Implementation¶

The concrete Rust changes that realise the pre-allocated dispatch scratch (Dispatch scratch (pre-alloc... (BB_0023)) and deliver the zero-allocation steady-state dispatch of No heap allocation in dispatch (REQ_0060).

Implementation: Zero-alloc dispatch — executor.rs + graph.rs refactor IMPL_0001

status: open

refines: REQ_0060

implements: BB_0023

links incoming: REQ_0060, REQ_0062, REQ_0854

Concrete Rust changes that realise Dispatch scratch (pre-alloc... (BB_0023).

In ``crates/taktora-executor/src/executor.rs``

Add iter_err: Arc<Mutex<Option<ExecutorError>>> field on Executor (built once in Executor::build). In dispatch_loop, reset to None at the top of each iteration via *self.iter_err.lock().unwrap() = None.
Add job: Option<Box<dyn FnMut() + Send + 'static>> field on TaskEntry. At add / add_chain time build the dispatch closure once with stable captures (id, stop, Arc::clone of observer / monitor / iter_err, raw SendItemPtr or SendChainPtr) and store it on the task.
In dispatch_loop the Single and Chain arms dispatch via pool.submit_borrowed(BorrowedJob::new(task .job.as_deref_mut().unwrap() as *mut _)) — no per-iter Box::new allocation.

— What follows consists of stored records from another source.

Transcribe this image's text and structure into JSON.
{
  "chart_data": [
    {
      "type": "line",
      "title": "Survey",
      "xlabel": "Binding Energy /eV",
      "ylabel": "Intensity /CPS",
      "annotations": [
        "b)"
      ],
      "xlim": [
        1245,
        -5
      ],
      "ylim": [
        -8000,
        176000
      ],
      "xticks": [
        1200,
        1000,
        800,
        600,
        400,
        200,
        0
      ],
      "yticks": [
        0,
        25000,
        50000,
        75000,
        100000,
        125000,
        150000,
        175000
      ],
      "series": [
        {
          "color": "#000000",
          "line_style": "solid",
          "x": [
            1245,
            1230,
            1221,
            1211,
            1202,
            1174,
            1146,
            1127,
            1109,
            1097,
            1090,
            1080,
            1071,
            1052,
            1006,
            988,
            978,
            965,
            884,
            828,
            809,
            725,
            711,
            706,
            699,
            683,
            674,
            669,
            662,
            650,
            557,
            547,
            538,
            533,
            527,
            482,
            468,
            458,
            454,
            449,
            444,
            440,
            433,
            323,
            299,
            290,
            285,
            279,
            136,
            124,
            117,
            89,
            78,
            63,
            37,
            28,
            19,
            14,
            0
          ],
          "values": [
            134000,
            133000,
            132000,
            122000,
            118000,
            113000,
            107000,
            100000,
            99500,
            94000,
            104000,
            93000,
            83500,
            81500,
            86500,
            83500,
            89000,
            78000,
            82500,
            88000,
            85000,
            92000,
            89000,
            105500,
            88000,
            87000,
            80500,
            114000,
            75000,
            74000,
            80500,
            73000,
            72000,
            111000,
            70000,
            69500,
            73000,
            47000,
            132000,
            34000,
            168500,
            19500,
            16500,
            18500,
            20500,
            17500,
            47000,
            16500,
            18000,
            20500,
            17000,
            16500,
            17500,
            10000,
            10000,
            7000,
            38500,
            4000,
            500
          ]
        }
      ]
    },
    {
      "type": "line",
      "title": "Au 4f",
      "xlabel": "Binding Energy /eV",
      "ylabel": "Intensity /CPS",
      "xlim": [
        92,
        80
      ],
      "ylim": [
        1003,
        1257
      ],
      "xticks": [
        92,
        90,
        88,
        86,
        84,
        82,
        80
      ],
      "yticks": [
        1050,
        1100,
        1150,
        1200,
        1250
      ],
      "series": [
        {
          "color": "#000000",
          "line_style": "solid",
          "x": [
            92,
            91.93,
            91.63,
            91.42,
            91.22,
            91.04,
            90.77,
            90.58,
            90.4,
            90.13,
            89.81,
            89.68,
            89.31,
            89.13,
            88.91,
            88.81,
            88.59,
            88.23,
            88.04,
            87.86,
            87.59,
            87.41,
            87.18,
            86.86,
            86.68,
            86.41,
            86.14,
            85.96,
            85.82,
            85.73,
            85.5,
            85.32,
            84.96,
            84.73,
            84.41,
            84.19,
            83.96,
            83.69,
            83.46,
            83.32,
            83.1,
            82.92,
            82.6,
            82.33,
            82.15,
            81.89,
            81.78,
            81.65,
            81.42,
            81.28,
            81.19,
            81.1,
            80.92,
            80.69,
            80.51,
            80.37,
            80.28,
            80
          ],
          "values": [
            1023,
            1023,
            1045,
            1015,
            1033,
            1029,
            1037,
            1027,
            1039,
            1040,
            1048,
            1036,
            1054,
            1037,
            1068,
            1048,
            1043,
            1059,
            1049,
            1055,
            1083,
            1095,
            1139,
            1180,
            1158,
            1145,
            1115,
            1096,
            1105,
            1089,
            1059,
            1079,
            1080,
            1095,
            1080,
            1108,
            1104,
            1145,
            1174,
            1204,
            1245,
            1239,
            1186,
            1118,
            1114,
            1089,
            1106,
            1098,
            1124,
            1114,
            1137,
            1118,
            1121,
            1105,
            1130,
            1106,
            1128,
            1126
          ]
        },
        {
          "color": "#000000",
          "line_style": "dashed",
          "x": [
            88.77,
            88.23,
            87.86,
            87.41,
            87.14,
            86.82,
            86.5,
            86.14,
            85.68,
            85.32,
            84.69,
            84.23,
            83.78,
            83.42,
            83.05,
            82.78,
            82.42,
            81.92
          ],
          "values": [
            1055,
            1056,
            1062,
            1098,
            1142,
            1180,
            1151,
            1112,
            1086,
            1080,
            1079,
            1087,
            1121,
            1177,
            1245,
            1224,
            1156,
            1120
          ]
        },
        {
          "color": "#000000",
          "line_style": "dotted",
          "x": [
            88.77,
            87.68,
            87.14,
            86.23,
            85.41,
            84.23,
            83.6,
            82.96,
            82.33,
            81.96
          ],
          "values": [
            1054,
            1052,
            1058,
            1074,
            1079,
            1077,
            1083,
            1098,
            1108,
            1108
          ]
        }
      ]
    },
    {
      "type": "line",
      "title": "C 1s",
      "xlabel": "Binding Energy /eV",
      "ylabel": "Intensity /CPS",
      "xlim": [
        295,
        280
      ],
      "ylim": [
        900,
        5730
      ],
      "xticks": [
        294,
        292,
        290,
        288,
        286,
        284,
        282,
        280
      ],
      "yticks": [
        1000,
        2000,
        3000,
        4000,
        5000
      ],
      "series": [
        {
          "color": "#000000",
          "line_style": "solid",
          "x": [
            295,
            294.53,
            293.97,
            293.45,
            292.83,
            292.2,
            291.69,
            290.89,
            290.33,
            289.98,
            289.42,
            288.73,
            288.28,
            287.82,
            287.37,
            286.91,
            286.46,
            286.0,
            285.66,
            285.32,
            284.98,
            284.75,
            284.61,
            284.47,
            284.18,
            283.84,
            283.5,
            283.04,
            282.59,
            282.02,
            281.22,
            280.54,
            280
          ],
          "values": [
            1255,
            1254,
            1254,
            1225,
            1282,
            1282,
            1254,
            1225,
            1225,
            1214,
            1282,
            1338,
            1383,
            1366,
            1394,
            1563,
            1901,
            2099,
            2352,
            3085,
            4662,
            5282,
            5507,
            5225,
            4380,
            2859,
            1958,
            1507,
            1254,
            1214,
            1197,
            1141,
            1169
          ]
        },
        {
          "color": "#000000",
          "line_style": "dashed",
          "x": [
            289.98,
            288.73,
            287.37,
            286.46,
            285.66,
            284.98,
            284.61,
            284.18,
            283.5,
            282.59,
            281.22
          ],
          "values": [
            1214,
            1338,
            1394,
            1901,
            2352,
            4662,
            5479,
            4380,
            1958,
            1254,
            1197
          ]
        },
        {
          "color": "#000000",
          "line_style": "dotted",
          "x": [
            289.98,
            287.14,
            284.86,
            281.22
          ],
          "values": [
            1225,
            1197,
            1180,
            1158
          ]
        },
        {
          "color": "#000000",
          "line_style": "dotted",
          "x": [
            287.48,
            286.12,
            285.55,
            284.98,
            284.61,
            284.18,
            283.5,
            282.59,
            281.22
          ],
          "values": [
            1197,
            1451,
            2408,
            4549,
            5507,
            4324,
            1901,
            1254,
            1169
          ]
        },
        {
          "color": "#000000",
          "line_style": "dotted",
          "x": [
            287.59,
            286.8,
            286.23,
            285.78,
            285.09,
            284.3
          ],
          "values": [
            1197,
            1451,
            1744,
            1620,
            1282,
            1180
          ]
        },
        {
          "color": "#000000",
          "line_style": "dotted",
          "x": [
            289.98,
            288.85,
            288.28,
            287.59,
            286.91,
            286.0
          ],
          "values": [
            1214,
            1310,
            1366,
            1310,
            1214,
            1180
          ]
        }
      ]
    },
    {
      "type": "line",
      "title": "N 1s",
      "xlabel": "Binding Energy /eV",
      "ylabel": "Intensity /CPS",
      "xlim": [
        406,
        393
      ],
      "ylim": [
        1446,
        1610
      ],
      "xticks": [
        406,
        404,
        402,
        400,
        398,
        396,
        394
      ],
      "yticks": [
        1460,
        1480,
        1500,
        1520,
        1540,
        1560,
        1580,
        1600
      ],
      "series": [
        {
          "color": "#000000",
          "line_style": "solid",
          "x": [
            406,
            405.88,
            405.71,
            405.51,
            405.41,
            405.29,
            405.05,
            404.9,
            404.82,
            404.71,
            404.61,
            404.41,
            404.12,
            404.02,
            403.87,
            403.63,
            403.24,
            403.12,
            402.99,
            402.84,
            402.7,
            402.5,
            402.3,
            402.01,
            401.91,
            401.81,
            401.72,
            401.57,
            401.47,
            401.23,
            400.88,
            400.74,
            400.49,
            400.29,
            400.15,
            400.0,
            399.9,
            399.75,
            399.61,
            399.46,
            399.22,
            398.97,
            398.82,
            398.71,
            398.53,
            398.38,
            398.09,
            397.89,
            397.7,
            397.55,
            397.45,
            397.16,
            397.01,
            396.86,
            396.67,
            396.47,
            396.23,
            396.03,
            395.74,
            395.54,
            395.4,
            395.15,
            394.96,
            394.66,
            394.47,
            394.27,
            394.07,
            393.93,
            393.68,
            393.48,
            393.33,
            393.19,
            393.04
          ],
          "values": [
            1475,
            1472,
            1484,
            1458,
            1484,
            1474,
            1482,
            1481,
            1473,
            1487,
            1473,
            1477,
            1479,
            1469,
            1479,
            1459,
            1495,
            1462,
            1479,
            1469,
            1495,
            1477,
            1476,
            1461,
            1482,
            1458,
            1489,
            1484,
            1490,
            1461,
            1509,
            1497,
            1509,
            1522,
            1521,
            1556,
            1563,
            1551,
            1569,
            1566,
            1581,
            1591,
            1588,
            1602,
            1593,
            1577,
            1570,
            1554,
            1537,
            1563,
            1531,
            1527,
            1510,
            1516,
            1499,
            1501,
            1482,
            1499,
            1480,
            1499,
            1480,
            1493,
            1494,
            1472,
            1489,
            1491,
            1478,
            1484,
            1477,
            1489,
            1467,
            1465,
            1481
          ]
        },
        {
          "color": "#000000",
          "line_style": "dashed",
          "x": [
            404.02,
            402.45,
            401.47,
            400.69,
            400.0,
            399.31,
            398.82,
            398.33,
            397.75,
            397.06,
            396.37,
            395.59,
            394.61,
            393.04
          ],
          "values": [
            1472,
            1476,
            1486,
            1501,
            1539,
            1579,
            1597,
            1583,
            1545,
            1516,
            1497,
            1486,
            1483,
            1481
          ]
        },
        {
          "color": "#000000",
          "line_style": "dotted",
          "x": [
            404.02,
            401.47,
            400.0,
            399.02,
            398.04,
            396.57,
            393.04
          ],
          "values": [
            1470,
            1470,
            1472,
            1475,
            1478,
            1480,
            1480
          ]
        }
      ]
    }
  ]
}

In ``crates/taktora-executor/src/pool.rs``

Generalise the worker job type from Box<dyn FnOnce> to an enum Job { Owned(Box<dyn FnOnce>), Borrowed(BorrowedJob) } so workers can run both styles.
Add unsafe fn submit_borrowed(&self, BorrowedJob) — the caller-owned closure path that performs no per-call allocation.

In ``crates/taktora-executor/src/graph.rs``

Move counters, pending, stop_flag, stop_chain_seen, first_err, done_cv, vertex_ptrs, and the ready ring from the per-call Arc<GraphRuntime> onto Graph itself. Reset (don’t re-allocate) at the top of Graph::run_once_borrowed.
Use &self.successors directly inside per-vertex closures via a SendGraphPtr (a *const Graph wrapped in an unsafe Send + Sync marker).
Replace the per-call crossbeam_channel::unbounded::<usize>() with the ReadyRing defined in the new ready_ring module, stored as Graph::ready_ring and sized at finish from next_power_of_two(n_vertices.max(2)).
Pre-build one Box<dyn FnMut() + Send + 'static> per vertex in Graph::prepare_dispatch, called by ExecutorGraphBuilder::build once the graph has been boxed and stable captures (task_id, stop, observer, monitor, err_slot) are known. Closures capture SendGraphPtr plus the per-vertex index.
In dispatch_loop the Graph arm calls graph.run_once_borrowed(pool); the graph dispatches each ready vertex via pool.submit_borrowed of its pre-built closure — no per-vertex Box per iter.
Seed-loop race fix: the seed dispatch in run_once_borrowed reads self.in_degree[i], not self.counters[i], when deciding which vertices to dispatch initially. Reading the runtime counter would race with the just-dispatched root’s worker — if root starts running fast enough to decrement counters[successor] to zero before the seed loop reaches successor, the seed loop would re-dispatch successor a second time. The worker’s own ready_ring.push is the legitimate dispatch path for non-root vertices. in_degree is set once at finish() and never mutated — safe to read in any ordering. (Caught by the diamond test under the submit_borrowed path, which dispatches faster than the old per-vertex Box-allocating path and so exposed the race that had previously been hidden by Box::new latency.)

In ``crates/taktora-executor/src/task_kind.rs``

TaskKind::Graph(Box<Graph>) — Graph must live at a stable heap address because per-vertex closures capture *const Graph.

New module ``crates/taktora-executor/src/ready_ring.rs``

pub(crate) struct ReadyRing { buf: Box<[AtomicUsize]>, mask: usize, head: AtomicUsize, tail: AtomicUsize } where usize::MAX is the empty sentinel.
new(min_capacity) -> Self rounds up to the next power of two (≥ 2) and pre-fills with the sentinel. One-time allocation.
reset(&self), push(&self, v) -> Result<(), ()>, pop(&self) -> Option<usize>. Producer side uses compare_exchange on tail (MPSC); consumer side spins briefly on the sentinel value when a slot has been reserved but the producer’s value-store has not yet landed. Allocation-free in steady state.

Verification harness

crates/taktora-executor/tests/no_alloc_dispatch.rs ships a hand-rolled counting #[global_allocator] (no new workspace dependency — covers pool worker threads, which assert_no_alloc’s thread-local model does not). Differential measurement: per_iter = (run_n(100) - run_n(10)) / (100 - 10) separates setup-phase allocations from steady-state allocations. See Zero allocations in steady-... (TEST_0170).